Classiq & C12 Quantum computing bring carbon nanotube qubits
C12 Quantum Computing
In order to improve fault-tolerant quantum computing, Classiq and C12 have integrated the Callisto digital twin into their quantum software platform. Developers can construct, tune, and simulate CNT spin qubit quantum algorithms using this cooperation. This new modality expands Classiq's ecology beyond superconducting, trapped-ion, neutral atom, cat, and photonic backends.
Why Carbon Nanotubes?
Unlike silicon or diamond-based solid-state technologies, C12 uses a distinct hardware approach. They hang ultra-pure carbon nanotubes over gate electrodes to contain electron spin qubits.
Purity and near-one-dimensional structure are the main benefits of this “carbon path”. C12 wants CNTs to:
Minimise Noise: The material's 1D structure reduces charge and magnetic noise, which restricts qubit performance.
Lower noise levels increase coherence times, the “holy grail” for scaling quantum systems.
Improve Connectivity: Circuit quantum electrodynamics (cQED) uses a superconducting microwave resonator as a quantum bus to communicate qubits across vast distances.
Defining the ‘Digital Twin’: Callisto Discovery Edition
The Callisto Discovery Edition, a high-fidelity digital counterpart of C12's quantum processing unit, is key to this interaction. Digital twins are complicated mathematical models that replicate hardware's physical properties, gate fidelities, and noise profiles, unlike basic simulators in quantum computing.
The Callisto emulator on Classiq lets researchers simulate up to 13 noisy qubits using C12's physical features. We need high-fidelity models for:
Realistic Noise Modeling: The twin models carbon nanotube-relevant phonon interaction, charge noise, and relaxation events.
Advanced Operations: It provides mid-circuit measurements and noisy initialization, essential for error-correction testing. Performance Benchmarking: Before sending a pulse to a dilution refrigerator, developers can test an algorithm on real hardware.

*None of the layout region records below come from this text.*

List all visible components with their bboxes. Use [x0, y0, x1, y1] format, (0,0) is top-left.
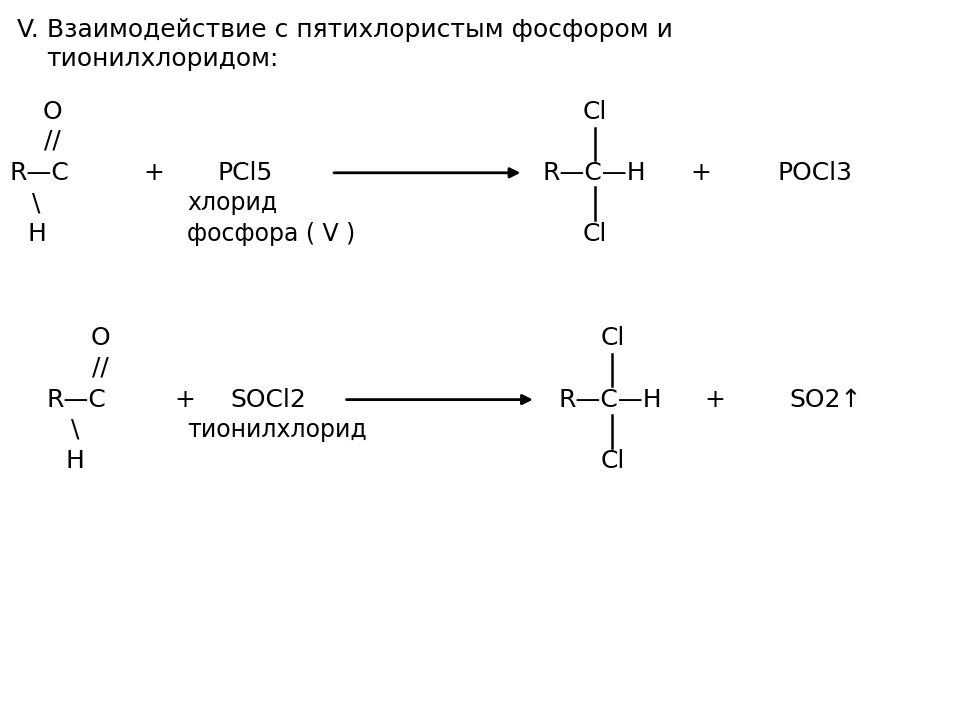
- Text: \: \: [33, 191, 40, 215]
- Text: Cl: Cl: [600, 326, 625, 351]
- Text: R—C—H: R—C—H: [559, 387, 662, 412]
- Text: R—C: R—C: [46, 387, 106, 412]
- Text: R—C: R—C: [10, 161, 69, 185]
- Text: +: +: [705, 387, 726, 412]
- Text: тионилхлорид: тионилхлорид: [187, 418, 367, 442]
- Text: //: //: [92, 355, 109, 379]
- Text: Cl: Cl: [583, 99, 608, 124]
- Text: H: H: [65, 449, 84, 473]
- Text: Cl: Cl: [600, 449, 625, 473]
- Text: V. Взаимодействие с пятихлористым фосфором и: V. Взаимодействие с пятихлористым фосфор…: [17, 18, 673, 42]
- Text: O: O: [43, 99, 62, 124]
- Text: SOCl2: SOCl2: [230, 387, 307, 412]
- Text: +: +: [174, 387, 195, 412]
- Text: +: +: [690, 161, 711, 185]
- Text: +: +: [143, 161, 164, 185]
- Text: H: H: [27, 222, 46, 246]
- Text: SO2↑: SO2↑: [789, 387, 862, 412]
- Text: тионилхлоридом:: тионилхлоридом:: [46, 47, 278, 71]
- Text: //: //: [44, 128, 61, 153]
- Text: Cl: Cl: [583, 222, 608, 246]
- Text: фосфора ( V ): фосфора ( V ): [187, 222, 355, 246]
- Text: хлорид: хлорид: [187, 191, 277, 215]
- Text: PCl5: PCl5: [217, 161, 273, 185]
- Text: R—C—H: R—C—H: [542, 161, 646, 185]
- Text: \: \: [71, 418, 79, 442]
- Text: POCl3: POCl3: [778, 161, 852, 185]
- Text: O: O: [91, 326, 110, 351]
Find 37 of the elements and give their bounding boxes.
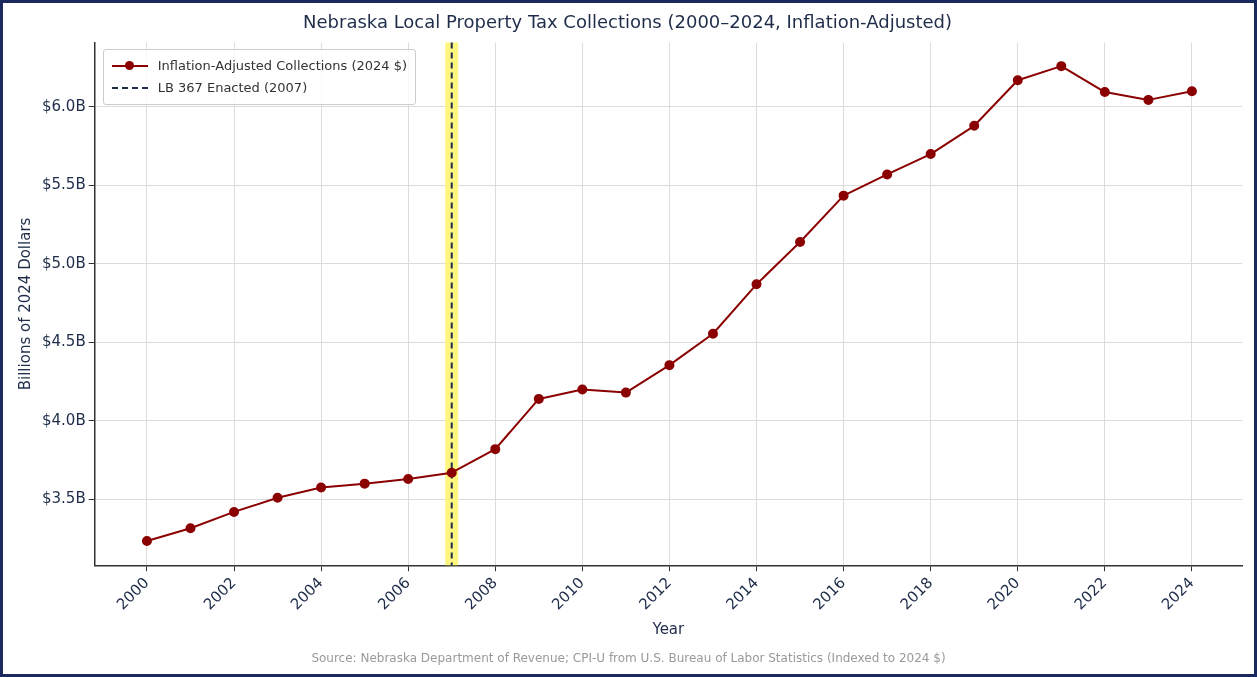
point xyxy=(533,393,544,404)
point xyxy=(795,236,806,247)
point xyxy=(1099,87,1110,98)
point xyxy=(490,444,501,455)
y-tick-label: $6.0B xyxy=(41,96,86,115)
point xyxy=(359,478,370,489)
point xyxy=(1056,61,1067,72)
point xyxy=(1012,75,1023,86)
y-tick-label: $4.0B xyxy=(41,410,86,429)
source-note: Source: Nebraska Department of Revenue; CPI-U from U.S. Bureau of Labor Statistics (Indexed to 2024 $) xyxy=(310,651,947,665)
y-axis-title: Billions of 2024 Dollars xyxy=(15,217,34,391)
point xyxy=(882,169,893,180)
y-tick-label: $5.5B xyxy=(41,175,86,194)
y-tick-label: $3.5B xyxy=(41,489,86,508)
point xyxy=(185,523,196,534)
point xyxy=(272,492,283,503)
point xyxy=(229,506,240,517)
y-tick-label: $4.5B xyxy=(41,332,86,351)
point xyxy=(446,467,457,478)
point xyxy=(751,279,762,290)
point xyxy=(969,120,980,131)
ref-line-label: LB 367 Enacted (2007) xyxy=(157,80,308,96)
x-axis-title: Year xyxy=(651,619,686,638)
point xyxy=(707,328,718,339)
y-tick-label: $5.0B xyxy=(41,253,86,272)
point xyxy=(577,384,588,395)
point xyxy=(316,482,327,493)
point xyxy=(925,149,936,160)
point xyxy=(664,360,675,371)
point xyxy=(1143,94,1154,105)
point xyxy=(620,387,631,398)
point xyxy=(838,190,849,201)
point xyxy=(403,473,414,484)
legend-label: Inflation-Adjusted Collections (2024 $) xyxy=(157,58,408,74)
chart-title: Nebraska Local Property Tax Collections (2000–2024, Inflation-Adjusted) xyxy=(303,11,952,33)
point xyxy=(1186,86,1197,97)
point xyxy=(141,535,152,546)
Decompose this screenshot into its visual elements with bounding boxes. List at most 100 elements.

Software Synthesis and Hardware-Agnostic Coding Classiq's synthesis engine and Qmod modeling language simplify quantum programming. Users provide high-level functional needs instead of physically assembling logic gates.
The Classiq engine can now “compile” high-level models for the CNT backend with C12 integration. Program automatically:
Explains CNT architecture's unique relationship. Adjusts the circuit for the C12 hardware's unique gate settings.
Optimizes performance and reduces mistakes.
This advance brings the industry closer to hardware-agnostic. Developers may write code once and deploy it across superconducting, photonic, and now carbon nanotube technology.
A Hardware-Software Co-Design Strategy
This relationship validates spin qubits for the quantum community. Classiq and C12 promote “hardware-software co-design” by releasing the Callisto digital twin early.
The digital twin can influence hardware development instead of waiting for optimal, fault-tolerant technology before designing software. A Classiq spokeswoman said the industry “can no longer ignore” C12's carbon nanotube technology.
Commercialization Path
Although an emulator, the Callisto Discovery Edition bridges C12's upcoming hardware processors. Businesses and academic institutions can quickly use Classiq algorithms and error-mitigation strategies to physical CNT QPUs as they grow.
As the global race for quantum advantage accelerates, the ability to precisely imitate specific architectures may determine which technologies reach commercial utility first. The global development community may now take the “carbon path” to quantum advantage with Classiq's synthesis tools and C12's hardware architecture.